Don’t let tiny details distract you from the real issues. Jennifer was happy to republish the letter when it suited her position, before it was widely condemned. Note that a wiki encourages more considered and careful editing (they have to compete with EB now after all!), particularly if moderated by an impartial and careful person who doesn’t get it off to a bad start by suggesting that it would be a dog’s dinner.
Dennis says
Thinksi
Jennifer did not publish the letter, she made mention of it in a comment thread. She then published a correction as a new blog post.
I have observed for some time the extent to which you misrepresent the actions of others. It is also clear you have a bias against Jennifer.
Thinksi says
Wrong Dennis. Jennifer did publish the letter (in the comments section) and asked “Why doesn’t the BOM always use the same sites?”. Jennifer subsequently indicated her scepticism of the contents of the letter (after Phil picked it apart).

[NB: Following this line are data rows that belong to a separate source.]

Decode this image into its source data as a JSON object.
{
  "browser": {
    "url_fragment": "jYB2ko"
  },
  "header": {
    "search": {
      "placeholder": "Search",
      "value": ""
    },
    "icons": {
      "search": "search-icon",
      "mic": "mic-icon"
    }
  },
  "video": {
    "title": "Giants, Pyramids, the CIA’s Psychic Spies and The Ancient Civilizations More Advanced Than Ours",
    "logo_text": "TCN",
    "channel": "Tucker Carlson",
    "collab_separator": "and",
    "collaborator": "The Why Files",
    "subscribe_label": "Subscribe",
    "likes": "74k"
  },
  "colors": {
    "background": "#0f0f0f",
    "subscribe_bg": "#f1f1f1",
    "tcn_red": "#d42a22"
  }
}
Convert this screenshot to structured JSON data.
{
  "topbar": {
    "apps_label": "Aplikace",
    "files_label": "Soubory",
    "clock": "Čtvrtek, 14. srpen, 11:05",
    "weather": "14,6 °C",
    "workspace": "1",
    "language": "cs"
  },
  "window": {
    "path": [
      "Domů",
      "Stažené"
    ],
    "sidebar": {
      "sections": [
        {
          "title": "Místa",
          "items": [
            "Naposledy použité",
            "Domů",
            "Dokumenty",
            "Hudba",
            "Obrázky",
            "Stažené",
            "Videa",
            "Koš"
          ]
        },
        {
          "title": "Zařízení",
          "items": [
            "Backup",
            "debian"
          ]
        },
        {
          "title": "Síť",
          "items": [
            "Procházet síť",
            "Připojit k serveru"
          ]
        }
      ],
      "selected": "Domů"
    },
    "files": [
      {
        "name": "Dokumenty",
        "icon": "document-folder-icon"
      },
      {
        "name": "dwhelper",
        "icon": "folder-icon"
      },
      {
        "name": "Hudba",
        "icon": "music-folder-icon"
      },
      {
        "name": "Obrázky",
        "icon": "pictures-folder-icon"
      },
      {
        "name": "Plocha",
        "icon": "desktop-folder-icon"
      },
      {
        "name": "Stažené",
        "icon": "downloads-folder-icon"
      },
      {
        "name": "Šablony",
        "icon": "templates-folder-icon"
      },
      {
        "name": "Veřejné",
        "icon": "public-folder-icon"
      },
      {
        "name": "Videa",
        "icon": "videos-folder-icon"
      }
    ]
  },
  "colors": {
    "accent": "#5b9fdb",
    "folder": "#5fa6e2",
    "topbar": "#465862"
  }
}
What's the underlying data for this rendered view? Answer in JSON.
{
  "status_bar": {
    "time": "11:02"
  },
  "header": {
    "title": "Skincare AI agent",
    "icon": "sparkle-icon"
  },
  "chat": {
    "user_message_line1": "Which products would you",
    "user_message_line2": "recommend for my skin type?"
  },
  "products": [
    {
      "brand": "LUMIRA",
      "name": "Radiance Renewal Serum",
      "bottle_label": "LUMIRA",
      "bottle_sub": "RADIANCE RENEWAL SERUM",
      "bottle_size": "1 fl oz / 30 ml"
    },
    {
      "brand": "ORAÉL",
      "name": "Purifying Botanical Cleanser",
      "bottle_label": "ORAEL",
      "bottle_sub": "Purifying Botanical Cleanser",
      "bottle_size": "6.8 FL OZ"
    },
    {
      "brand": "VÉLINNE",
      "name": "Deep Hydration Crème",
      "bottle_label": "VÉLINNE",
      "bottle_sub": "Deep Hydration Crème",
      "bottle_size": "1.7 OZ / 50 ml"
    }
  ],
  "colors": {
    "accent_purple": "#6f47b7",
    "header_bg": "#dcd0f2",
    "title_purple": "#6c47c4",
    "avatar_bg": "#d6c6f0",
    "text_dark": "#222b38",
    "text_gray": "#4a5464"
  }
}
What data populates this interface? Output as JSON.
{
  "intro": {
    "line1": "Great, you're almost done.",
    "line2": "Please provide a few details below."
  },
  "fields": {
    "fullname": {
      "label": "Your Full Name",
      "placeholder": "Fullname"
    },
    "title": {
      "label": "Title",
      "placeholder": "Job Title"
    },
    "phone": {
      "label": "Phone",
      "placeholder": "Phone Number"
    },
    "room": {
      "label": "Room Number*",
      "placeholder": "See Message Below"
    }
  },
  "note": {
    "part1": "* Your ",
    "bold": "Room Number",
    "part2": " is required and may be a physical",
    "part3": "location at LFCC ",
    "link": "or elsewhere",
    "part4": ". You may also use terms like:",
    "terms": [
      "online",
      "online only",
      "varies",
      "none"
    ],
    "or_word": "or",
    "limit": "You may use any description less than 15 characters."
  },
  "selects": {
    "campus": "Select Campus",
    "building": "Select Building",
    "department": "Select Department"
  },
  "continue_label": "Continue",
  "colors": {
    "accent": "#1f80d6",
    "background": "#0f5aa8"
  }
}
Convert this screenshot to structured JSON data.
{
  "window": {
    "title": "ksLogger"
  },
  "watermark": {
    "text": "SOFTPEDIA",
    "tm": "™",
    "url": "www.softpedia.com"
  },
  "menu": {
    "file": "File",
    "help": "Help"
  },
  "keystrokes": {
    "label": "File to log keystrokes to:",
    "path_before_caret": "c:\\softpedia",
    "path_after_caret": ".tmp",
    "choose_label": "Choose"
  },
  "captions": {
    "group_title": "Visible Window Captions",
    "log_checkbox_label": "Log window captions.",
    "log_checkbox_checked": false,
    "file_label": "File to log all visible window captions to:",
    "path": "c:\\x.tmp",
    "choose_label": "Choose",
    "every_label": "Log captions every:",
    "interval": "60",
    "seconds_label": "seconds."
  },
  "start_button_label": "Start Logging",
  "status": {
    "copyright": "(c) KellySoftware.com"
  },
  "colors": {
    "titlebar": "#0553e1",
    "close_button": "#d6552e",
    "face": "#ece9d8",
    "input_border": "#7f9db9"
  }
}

Re bias, note that above I wrote “Jennifer, good work on the open draft.”
It’s clear then Dennis that your unjustified accusation of misrepresentation is made with a strong bias. To no effect though, another biased opinion certainly won’t be starved for company here.
Dennis says
Thinksi
Using your own criteria you have published both Ian Castles and Jennifer Marohasy because you sometimes copy what they have written as a comment to make a point or discuss an issue.
Thinksi says
Extracted quotes, not a complete work, not without discussion, and not on my own blog. Besides which, so what? (Did anyone suggest otherswise?)